Impression - 15
"Karena tidak semua hal perlu diceritakan."
— Impression —
Natasya merapikan kembali alat-alat P3Knya dan membuang sisa-sisa kapas yang sempat ia pakai tadi untuk mengobati luka Kevin. Insiden kejadian di kantin tadi sudah ada yang melaporkan ke pihak guru BK. Alvaro sudah diobati oleh pihak UKS tadi.
Mata Kevin tak berhenti menatap Natasya sejak tadi mengobatinya. Perempuan itu sama sekali tak berkata apa-apa setelah memaksa Kevin dibawa ke UKS.
"Sya?" panggil Kevin setelah Natasya sudah selesai merapikan alat yang tadi dipakai.
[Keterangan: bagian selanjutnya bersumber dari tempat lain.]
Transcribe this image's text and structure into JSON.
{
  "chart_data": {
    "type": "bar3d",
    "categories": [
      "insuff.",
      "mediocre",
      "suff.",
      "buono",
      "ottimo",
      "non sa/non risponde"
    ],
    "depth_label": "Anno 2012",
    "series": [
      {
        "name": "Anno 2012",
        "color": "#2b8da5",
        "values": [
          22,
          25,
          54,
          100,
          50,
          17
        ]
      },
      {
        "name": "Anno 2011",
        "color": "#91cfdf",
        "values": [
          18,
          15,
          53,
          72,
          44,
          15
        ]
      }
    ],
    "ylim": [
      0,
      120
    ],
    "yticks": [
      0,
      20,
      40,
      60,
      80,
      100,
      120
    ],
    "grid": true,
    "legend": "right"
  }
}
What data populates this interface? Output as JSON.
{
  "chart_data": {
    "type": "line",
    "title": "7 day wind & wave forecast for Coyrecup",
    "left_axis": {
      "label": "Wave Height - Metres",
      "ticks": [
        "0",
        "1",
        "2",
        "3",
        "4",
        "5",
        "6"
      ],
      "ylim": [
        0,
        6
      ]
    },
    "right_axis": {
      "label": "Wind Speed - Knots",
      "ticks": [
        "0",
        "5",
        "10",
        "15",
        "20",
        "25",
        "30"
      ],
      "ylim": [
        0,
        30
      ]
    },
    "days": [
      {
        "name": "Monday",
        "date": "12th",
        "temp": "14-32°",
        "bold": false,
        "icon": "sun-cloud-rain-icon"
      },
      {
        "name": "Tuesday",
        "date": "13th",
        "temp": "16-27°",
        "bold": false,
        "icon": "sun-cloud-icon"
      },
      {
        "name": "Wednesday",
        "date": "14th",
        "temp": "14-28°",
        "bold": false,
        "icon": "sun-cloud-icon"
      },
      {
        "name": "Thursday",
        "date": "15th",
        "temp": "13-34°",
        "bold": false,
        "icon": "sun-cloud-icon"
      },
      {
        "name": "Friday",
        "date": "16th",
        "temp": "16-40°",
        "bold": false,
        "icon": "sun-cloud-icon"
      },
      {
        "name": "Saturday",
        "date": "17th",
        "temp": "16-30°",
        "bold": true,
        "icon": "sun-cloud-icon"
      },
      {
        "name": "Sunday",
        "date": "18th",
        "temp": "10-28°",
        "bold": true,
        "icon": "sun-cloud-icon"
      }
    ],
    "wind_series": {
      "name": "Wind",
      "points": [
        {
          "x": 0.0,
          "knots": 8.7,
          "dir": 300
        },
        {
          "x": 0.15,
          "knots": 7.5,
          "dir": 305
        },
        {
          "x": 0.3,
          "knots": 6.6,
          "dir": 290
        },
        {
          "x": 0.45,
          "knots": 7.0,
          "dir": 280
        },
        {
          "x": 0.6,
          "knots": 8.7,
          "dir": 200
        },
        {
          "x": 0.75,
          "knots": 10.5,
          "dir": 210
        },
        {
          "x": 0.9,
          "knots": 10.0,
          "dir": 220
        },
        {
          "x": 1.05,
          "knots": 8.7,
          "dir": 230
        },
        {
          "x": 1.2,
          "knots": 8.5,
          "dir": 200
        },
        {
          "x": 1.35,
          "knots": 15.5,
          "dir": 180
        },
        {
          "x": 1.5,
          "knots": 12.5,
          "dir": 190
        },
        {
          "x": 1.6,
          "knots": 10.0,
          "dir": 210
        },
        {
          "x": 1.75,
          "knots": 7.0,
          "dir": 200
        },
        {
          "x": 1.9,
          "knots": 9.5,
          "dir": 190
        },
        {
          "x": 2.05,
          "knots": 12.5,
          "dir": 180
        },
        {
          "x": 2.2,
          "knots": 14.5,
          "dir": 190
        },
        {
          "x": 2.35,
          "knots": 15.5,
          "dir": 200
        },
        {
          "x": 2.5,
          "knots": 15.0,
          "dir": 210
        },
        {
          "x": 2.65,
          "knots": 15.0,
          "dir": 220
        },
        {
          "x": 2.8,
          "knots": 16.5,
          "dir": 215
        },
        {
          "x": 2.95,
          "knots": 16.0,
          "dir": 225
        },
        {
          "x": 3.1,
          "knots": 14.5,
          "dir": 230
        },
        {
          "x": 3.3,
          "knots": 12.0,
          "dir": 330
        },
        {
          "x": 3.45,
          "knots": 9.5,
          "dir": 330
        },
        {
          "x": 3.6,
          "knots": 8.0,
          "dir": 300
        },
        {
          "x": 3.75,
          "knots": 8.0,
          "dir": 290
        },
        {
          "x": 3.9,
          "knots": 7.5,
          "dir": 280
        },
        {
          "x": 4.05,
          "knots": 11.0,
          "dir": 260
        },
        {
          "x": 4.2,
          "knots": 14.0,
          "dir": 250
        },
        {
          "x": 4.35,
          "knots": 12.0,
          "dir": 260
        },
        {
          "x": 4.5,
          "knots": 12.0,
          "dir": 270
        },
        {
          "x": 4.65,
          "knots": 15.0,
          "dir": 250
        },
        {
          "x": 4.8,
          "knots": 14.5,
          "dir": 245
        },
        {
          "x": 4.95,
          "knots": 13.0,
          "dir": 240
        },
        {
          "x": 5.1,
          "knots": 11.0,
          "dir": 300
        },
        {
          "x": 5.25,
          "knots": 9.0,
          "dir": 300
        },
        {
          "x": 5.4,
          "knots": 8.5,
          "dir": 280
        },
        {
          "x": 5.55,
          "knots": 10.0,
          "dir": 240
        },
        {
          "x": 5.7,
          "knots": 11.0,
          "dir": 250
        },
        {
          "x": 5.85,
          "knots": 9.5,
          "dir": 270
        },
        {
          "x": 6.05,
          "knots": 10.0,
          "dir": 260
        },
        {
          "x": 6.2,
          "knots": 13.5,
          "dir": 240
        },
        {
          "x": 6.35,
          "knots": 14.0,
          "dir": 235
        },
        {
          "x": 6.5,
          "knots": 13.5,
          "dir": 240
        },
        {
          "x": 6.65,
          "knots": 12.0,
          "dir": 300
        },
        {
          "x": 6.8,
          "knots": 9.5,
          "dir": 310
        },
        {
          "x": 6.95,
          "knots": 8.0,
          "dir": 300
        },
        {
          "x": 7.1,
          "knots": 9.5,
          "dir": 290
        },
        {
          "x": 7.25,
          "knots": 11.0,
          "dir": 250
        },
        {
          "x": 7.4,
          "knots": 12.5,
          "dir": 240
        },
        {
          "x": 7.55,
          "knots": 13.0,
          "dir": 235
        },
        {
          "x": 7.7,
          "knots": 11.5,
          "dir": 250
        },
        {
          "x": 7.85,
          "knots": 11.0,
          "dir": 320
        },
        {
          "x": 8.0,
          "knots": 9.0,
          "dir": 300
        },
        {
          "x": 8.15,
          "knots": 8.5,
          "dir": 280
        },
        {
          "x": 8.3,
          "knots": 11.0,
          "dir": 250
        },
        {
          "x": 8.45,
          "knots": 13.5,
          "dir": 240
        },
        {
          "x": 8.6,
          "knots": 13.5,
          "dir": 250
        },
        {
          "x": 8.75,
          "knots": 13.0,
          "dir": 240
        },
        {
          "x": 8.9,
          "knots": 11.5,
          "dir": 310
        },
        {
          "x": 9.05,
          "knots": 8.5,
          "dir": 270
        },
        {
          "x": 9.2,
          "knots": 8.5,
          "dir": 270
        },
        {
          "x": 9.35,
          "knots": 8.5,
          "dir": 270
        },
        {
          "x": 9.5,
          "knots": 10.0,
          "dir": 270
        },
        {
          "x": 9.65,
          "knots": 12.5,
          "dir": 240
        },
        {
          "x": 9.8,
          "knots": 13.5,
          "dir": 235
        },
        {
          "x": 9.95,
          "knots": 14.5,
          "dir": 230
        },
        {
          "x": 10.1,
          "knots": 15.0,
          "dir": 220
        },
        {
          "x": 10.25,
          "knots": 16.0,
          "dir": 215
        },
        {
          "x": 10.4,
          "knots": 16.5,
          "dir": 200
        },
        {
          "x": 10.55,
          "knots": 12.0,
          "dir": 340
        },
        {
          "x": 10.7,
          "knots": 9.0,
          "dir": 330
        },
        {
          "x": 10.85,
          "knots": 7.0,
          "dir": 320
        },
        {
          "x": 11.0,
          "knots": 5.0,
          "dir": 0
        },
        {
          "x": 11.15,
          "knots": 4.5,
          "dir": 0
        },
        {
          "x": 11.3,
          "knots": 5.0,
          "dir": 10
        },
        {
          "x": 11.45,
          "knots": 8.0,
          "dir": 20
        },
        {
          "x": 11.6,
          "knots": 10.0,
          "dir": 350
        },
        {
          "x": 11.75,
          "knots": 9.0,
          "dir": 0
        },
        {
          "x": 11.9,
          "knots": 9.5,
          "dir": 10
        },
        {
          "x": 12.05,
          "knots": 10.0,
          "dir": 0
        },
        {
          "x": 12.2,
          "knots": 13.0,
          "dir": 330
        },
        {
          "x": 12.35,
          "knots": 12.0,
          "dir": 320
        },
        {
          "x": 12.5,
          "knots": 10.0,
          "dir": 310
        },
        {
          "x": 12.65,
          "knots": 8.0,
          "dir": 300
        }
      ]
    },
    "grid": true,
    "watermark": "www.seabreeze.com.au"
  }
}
"Natasya?" panggil Kevin lagi. Kevin menahan tangan Natasya yang hendak pergi. Cowok itu menyentaknya hingga Natasya kembali duduk.
"Apa sih?"
"Kenapa? Marah sama gue?" Kevin mengangkat sebelah alisnya. Sejak didiami Natasya. Kevin tahu bahwa perempuan itu marah. Natasya adalah tipikal cewek yang tidak mau dibela atau dikasihani. Natasya hanya merasa ia bisa melakukan semuanya sendirian.
"Nggak," jawab Natasya singkat.
"Sebutin lo marah ke gue dibagian mana," ujar Kevin lagi.
Natasya mengehela napas panjang. "Gue gak marah."
"Bohong aja terus," ujar Kevin sengaja. Ia meraih sepatunya dan mulai memakainya. "Bohongin aja diri lo sendiri. Sampai lo ngerasa beneran bakalan baik-baik aja. Padahal di hati kecil lo itu, lo butuh hal yang bisa lo ungkapin."
Natasya diam tak menyahut.
"Sesuatu yang selalu dipendam sendirian pun gak baik, Sya,"
"Gue gak suka cara lo tadi," kata Natasya yang mana membuat Kevin menautkan kedua alisnya bingung.
"Yang mana?"
"Mukulin Alvaro tiba-tiba kayak gitu. Ngebela gue di depan banyak orang,"
"Apa salahnya gue ngebela lo?"
"Lo bikin gue terlihat lemah."
Kevin membulatkan matanya. Cowok beralis tebal itu menatap Natasya tidak percaya. Kevin memijat pelipisnya. Ia menghembuskan napas kasar dan berdiri menghadap ke arah Natasya. Tubuh Kevin sedikit dibungkukkan agar sejajar dengan tinggi Natasya saat ini.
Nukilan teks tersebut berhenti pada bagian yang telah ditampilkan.